Thursday, November 23, 2017

Devil's Mistress by Heather Graham



🎃 Read for the Unapologetic Romance Readers Halloween 2017 Reading Challenge for the category of: a romance novel with a witch 🎃

I needed a romance about witches for a Halloween reading challenge, and I figured a historical romance novel about the Salem witch trials was close enough. Because we all know that the whole point of these challenges is to skirt the rules as closely as possible, right?

Right.

The premise of this book sounded fantastic. And at first, it was. Brianna's aunt, Pegeen, is burned as a witch in King James's Scotland by a fanatical witchfinder named Matthews who is so twisted up about his sexual urges that he's decided attractive woman = witch.

When Brianna comes running up in horror, only to catch the tail-end of her aunt's murder, Matthews is struck by her beauty. And naturally, anything that makes his naughty bits feel funny must be using the foulest magics indeed, so Brianna is also declared a witch, and he and his men chase her all the way to the docks. Brianna ducks into an inn, where she encounters Sloan, our hero. He figures she's the prostitute he ordered and Brianna, fearing for her life, rolls with it. When Sloan later figures out the truth, he feels responsible for her, and decides to protect her.
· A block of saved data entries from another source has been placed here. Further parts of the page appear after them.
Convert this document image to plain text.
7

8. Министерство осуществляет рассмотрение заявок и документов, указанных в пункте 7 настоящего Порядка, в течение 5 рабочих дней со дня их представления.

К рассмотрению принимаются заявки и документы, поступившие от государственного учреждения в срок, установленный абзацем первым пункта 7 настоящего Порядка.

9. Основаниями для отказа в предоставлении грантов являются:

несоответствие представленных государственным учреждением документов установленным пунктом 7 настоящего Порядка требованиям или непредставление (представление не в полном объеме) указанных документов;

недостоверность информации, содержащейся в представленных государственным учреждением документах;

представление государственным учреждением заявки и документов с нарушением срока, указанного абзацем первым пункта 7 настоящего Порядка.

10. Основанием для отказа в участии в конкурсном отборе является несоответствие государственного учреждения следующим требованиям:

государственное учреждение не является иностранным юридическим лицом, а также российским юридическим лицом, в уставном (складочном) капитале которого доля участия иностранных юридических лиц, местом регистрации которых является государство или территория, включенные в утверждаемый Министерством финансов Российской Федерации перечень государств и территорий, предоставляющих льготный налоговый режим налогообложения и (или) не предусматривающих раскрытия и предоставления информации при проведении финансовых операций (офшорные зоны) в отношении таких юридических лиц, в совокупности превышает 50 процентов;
The two of them flee, with Matthew in pursuit, and Sloan declared witch-by-association. The chase is on.

There's definitely a Frollo/Esmeralda dynamic between Matthews and Brianna that feels super creepy. Matthews was a great villain, and I think it was a huuuuuge mistake to kill him off in the first quarter of the book, because everything after that feels like filler - especially since the h and the H have sex pretty early on in the book, and the will they/won't they? tension that keeps most romance readers (aka, "me") turning the pages is absent, since it's clear they are both super into each other. That's when Graham whips out her trump card: the hero is married to another woman and has been this whole time, which is why the h and the H can't get married. But it's not really cheating because she's a madwoman in an attic. Brianna just got JANE EYRE'D!

Brianna, meanwhile, leaves Scotland for New England - because it's totally safe there. No witch-related executions in Salem or anything. *rolls eyes* So she and her kid live with her cousin, Robert (or Rupert?) (who she married after she found out about the OW). The kid is Sloan's. Witch fever hits Massachusetts. The people featured in The Crucible are mentioned, which was a nice little Easter Egg, but the Puritan witchfinders are super lame compared to the sinister figure that was Matthews. Rupert/Robert gets accused of being a witch and kindly dies off in the last act, freeing Brianna to be with Sloan. They rediscover their carnal passions and the book ends with a happily ever after.

I wanted to like this book so badly but it was so boring that I ended up skimming the last 100 pages because I could feel time draining away with each page. The ingredients for a good story were here, but they were never fulfilled. Matthews was such an excellent villain, and he really was not permitted to go full-on crazypants by the author the way a 1970s bodice ripper-type novel would have. I also couldn't stand Brianna, who is not only TSTL, she's also foot-stompy and averse to following even the most simplest instructions (especially if they are for her own good/will save her life). It's hard to like a heroine who has two emotional settings: horny and outraged. JUST TWO. Sloan wasn't much better. He was kind of a jerk. Not really an alphahole. Just a bland, unlikable "dear john" type.

I kept hoping Matthews would return as a zombie in the third act, but that didn't happen.